Si l’obtention du quatrième mandat fait peu de doutes – et l’affaire est même souhaitable, histoire de renforcer les institutions européennes et affronter collectivement, avec Macron le centriste, la menace russe à l’est et la menace trumpienne à l’ouest -, on sent qu’au-delà de l’ouvrage quelque peu complaisant, le modèle Merkel s’essouffle. La chancelière n’est plus de première jeunesse, d’abord, avec ses 27 années en politique active. Ensuite, ses méthodes de gouvernance irritent: elle s’est plusieurs fois dit coincée par les impératifs des structures politiques allemandes, mais Berlin a longtemps joué le rôle de croquemitaine budgétaire, refusant obstinément de faire preuve d’un peu de clémence envers une Grèce exsangue.
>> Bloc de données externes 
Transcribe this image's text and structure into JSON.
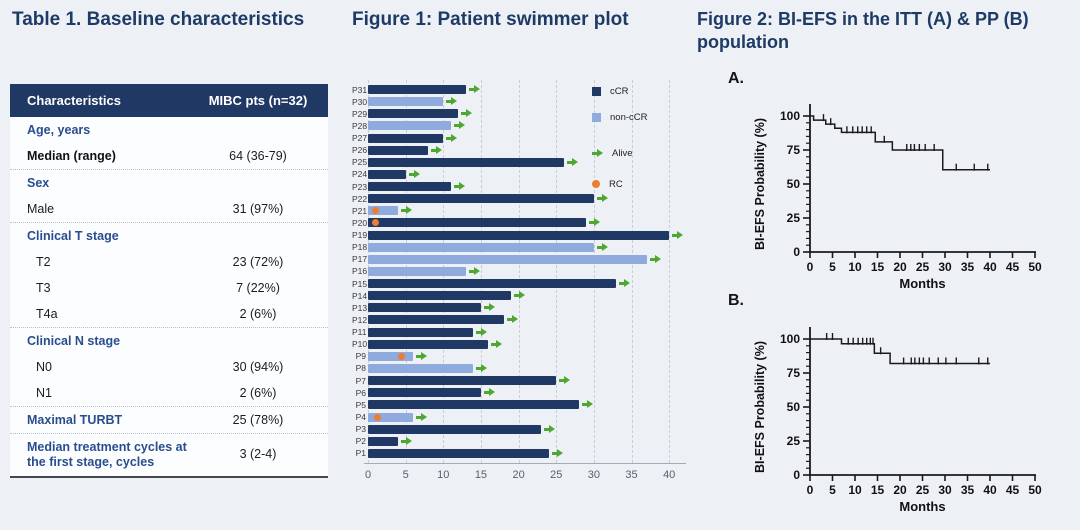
{
  "page": {
    "background": "#edf1f6",
    "title_color": "#1e3a66"
  },
  "table1": {
    "title": "Table 1. Baseline characteristics",
    "columns": [
      "Characteristics",
      "MIBC pts (n=32)"
    ],
    "rows": [
      {
        "label": "Age, years",
        "value": "",
        "style": "section",
        "divider": false,
        "tall": false
      },
      {
        "label": "Median (range)",
        "value": "64 (36-79)",
        "style": "bold",
        "divider": true,
        "tall": false
      },
      {
        "label": "Sex",
        "value": "",
        "style": "section",
        "divider": false,
        "tall": false
      },
      {
        "label": "Male",
        "value": "31 (97%)",
        "style": "plain",
        "divider": true,
        "tall": false
      },
      {
        "label": "Clinical T stage",
        "value": "",
        "style": "section",
        "divider": false,
        "tall": false
      },
      {
        "label": "T2",
        "value": "23 (72%)",
        "style": "indent",
        "divider": false,
        "tall": false
      },
      {
        "label": "T3",
        "value": "7 (22%)",
        "style": "indent",
        "divider": false,
        "tall": false
      },
      {
        "label": "T4a",
        "value": "2 (6%)",
        "style": "indent",
        "divider": true,
        "tall": false
      },
      {
        "label": "Clinical N stage",
        "value": "",
        "style": "section",
        "divider": false,
        "tall": false
      },
      {
        "label": "N0",
        "value": "30 (94%)",
        "style": "indent",
        "divider": false,
        "tall": false
      },
      {
        "label": "N1",
        "value": "2 (6%)",
        "style": "indent",
        "divider": true,
        "tall": false
      },
      {
        "label": "Maximal TURBT",
        "value": "25 (78%)",
        "style": "section",
        "divider": true,
        "tall": false
      },
      {
        "label": "Median treatment cycles at the first stage, cycles",
        "value": "3 (2-4)",
        "style": "section",
        "divider": false,
        "tall": true
      }
    ]
  },
  "figure1": {
    "title": "Figure 1: Patient swimmer plot",
    "legend": [
      {
        "label": "cCR",
        "color": "#1f3864",
        "marker": "square"
      },
      {
        "label": "non-cCR",
        "color": "#8faadc",
        "marker": "square"
      },
      {
        "label": "Alive",
        "color": "#4ea72e",
        "marker": "arrow"
      },
      {
        "label": "RC",
        "color": "#ed7d31",
        "marker": "circle"
      }
    ]
  },
  "figure2": {
    "title": "Figure 2: BI-EFS in the ITT (A) & PP (B) population",
    "panel_a_label": "A.",
    "panel_b_label": "B."
  },
  "chart_data": [
    {
      "id": "swimmer",
      "type": "bar",
      "orientation": "horizontal",
      "title": "Figure 1: Patient swimmer plot",
      "xlabel": "",
      "ylabel": "",
      "xlim": [
        0,
        42
      ],
      "xticks": [
        0,
        5,
        10,
        15,
        20,
        25,
        30,
        35,
        40
      ],
      "grid": "dashed-vertical",
      "legend_entries": [
        "cCR",
        "non-cCR",
        "Alive",
        "RC"
      ],
      "bar_colors": {
        "cCR": "#1f3864",
        "non-cCR": "#8faadc"
      },
      "marker_colors": {
        "alive_arrow": "#4ea72e",
        "rc_dot": "#ed7d31"
      },
      "patients": [
        {
          "id": "P31",
          "months": 13,
          "response": "cCR",
          "alive": true,
          "rc": null
        },
        {
          "id": "P30",
          "months": 10,
          "response": "non-cCR",
          "alive": true,
          "rc": null
        },
        {
          "id": "P29",
          "months": 12,
          "response": "cCR",
          "alive": true,
          "rc": null
        },
        {
          "id": "P28",
          "months": 11,
          "response": "non-cCR",
          "alive": true,
          "rc": null
        },
        {
          "id": "P27",
          "months": 10,
          "response": "cCR",
          "alive": true,
          "rc": null
        },
        {
          "id": "P26",
          "months": 8,
          "response": "cCR",
          "alive": true,
          "rc": null
        },
        {
          "id": "P25",
          "months": 26,
          "response": "cCR",
          "alive": true,
          "rc": null
        },
        {
          "id": "P24",
          "months": 5,
          "response": "cCR",
          "alive": true,
          "rc": null
        },
        {
          "id": "P23",
          "months": 11,
          "response": "cCR",
          "alive": true,
          "rc": null
        },
        {
          "id": "P22",
          "months": 30,
          "response": "cCR",
          "alive": true,
          "rc": null
        },
        {
          "id": "P21",
          "months": 4,
          "response": "non-cCR",
          "alive": true,
          "rc": 1
        },
        {
          "id": "P20",
          "months": 29,
          "response": "cCR",
          "alive": true,
          "rc": 1
        },
        {
          "id": "P19",
          "months": 40,
          "response": "cCR",
          "alive": true,
          "rc": null
        },
        {
          "id": "P18",
          "months": 30,
          "response": "non-cCR",
          "alive": true,
          "rc": null
        },
        {
          "id": "P17",
          "months": 37,
          "response": "non-cCR",
          "alive": true,
          "rc": null
        },
        {
          "id": "P16",
          "months": 13,
          "response": "non-cCR",
          "alive": true,
          "rc": null
        },
        {
          "id": "P15",
          "months": 33,
          "response": "cCR",
          "alive": true,
          "rc": null
        },
        {
          "id": "P14",
          "months": 19,
          "response": "cCR",
          "alive": true,
          "rc": null
        },
        {
          "id": "P13",
          "months": 15,
          "response": "cCR",
          "alive": true,
          "rc": null
        },
        {
          "id": "P12",
          "months": 18,
          "response": "cCR",
          "alive": true,
          "rc": null
        },
        {
          "id": "P11",
          "months": 14,
          "response": "cCR",
          "alive": true,
          "rc": null
        },
        {
          "id": "P10",
          "months": 16,
          "response": "cCR",
          "alive": true,
          "rc": null
        },
        {
          "id": "P9",
          "months": 6,
          "response": "non-cCR",
          "alive": true,
          "rc": 4.5
        },
        {
          "id": "P8",
          "months": 14,
          "response": "non-cCR",
          "alive": true,
          "rc": null
        },
        {
          "id": "P7",
          "months": 25,
          "response": "cCR",
          "alive": true,
          "rc": null
        },
        {
          "id": "P6",
          "months": 15,
          "response": "cCR",
          "alive": true,
          "rc": null
        },
        {
          "id": "P5",
          "months": 28,
          "response": "cCR",
          "alive": true,
          "rc": null
        },
        {
          "id": "P4",
          "months": 6,
          "response": "non-cCR",
          "alive": true,
          "rc": 1.2
        },
        {
          "id": "P3",
          "months": 23,
          "response": "cCR",
          "alive": true,
          "rc": null
        },
        {
          "id": "P2",
          "months": 4,
          "response": "cCR",
          "alive": true,
          "rc": null
        },
        {
          "id": "P1",
          "months": 24,
          "response": "cCR",
          "alive": true,
          "rc": null
        }
      ]
    },
    {
      "id": "km_itt",
      "type": "line",
      "panel": "A",
      "population": "ITT",
      "xlabel": "Months",
      "ylabel": "BI-EFS Probability (%)",
      "xlim": [
        0,
        50
      ],
      "ylim": [
        0,
        100
      ],
      "xticks": [
        0,
        5,
        10,
        15,
        20,
        25,
        30,
        35,
        40,
        45,
        50
      ],
      "yticks": [
        0,
        25,
        50,
        75,
        100
      ],
      "y_minor_step": 5,
      "steps": [
        [
          0,
          100
        ],
        [
          0.8,
          97
        ],
        [
          3.5,
          94
        ],
        [
          5.5,
          91
        ],
        [
          7,
          88
        ],
        [
          14.5,
          81
        ],
        [
          18.3,
          75
        ],
        [
          29.5,
          60.5
        ]
      ],
      "end_x": 40,
      "censor_ticks": [
        3.0,
        4.6,
        8.2,
        9.5,
        10.6,
        11.6,
        12.6,
        13.6,
        16.5,
        21.5,
        22.4,
        23.2,
        24.3,
        25.6,
        27.6,
        32.5,
        36.5,
        39.5
      ]
    },
    {
      "id": "km_pp",
      "type": "line",
      "panel": "B",
      "population": "PP",
      "xlabel": "Months",
      "ylabel": "BI-EFS Probability (%)",
      "xlim": [
        0,
        50
      ],
      "ylim": [
        0,
        100
      ],
      "xticks": [
        0,
        5,
        10,
        15,
        20,
        25,
        30,
        35,
        40,
        45,
        50
      ],
      "yticks": [
        0,
        25,
        50,
        75,
        100
      ],
      "y_minor_step": 5,
      "steps": [
        [
          0,
          100
        ],
        [
          7,
          96.5
        ],
        [
          14.3,
          89.5
        ],
        [
          17.8,
          82
        ]
      ],
      "end_x": 40,
      "censor_ticks": [
        3.7,
        5.0,
        8.5,
        9.6,
        10.7,
        11.7,
        12.6,
        13.4,
        14.0,
        15.7,
        20.8,
        22.5,
        23.3,
        24.3,
        25.2,
        26.5,
        28.5,
        30.2,
        32.5,
        37.5,
        39.5
      ]
    }
  ]
}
Idem pour la légalisation du mariage homosexuel ou l’imposition d’un salaire minimum. Désireuse de ne jamais rien presser (sauf, peut-être, lorsqu’est venu le temps d’accueillir près d’un million de réfugiés, il y a deux ans), Angela Merkel temporise, repousse, joue la montre. Les réformes se mettent en place, mais tout cela est lent, très lent, parfois trop lent. Et pendant ce temps, l’Europe se transforme, les mouvements populistes de droite se multiplient, y compris en Allemagne même, avec le parti nationaliste AfD qui devrait faire son entrée au parlement lors du scrutin.
Le destin d’Angela Merkel est-il de sombrer et d’emporter avec elle le modèle d’une Allemagne mesurée et patiente, victimes, justement, d’un excès de prudence? L’ouvrage fort bien écrit est évidemment muet sur cette question, mais il ne fait nul doute qu’en bout de ligne, le portrait dépeint par Marion Van Renterghem est celui d’une femme extraordinaire qui aura marqué son époque.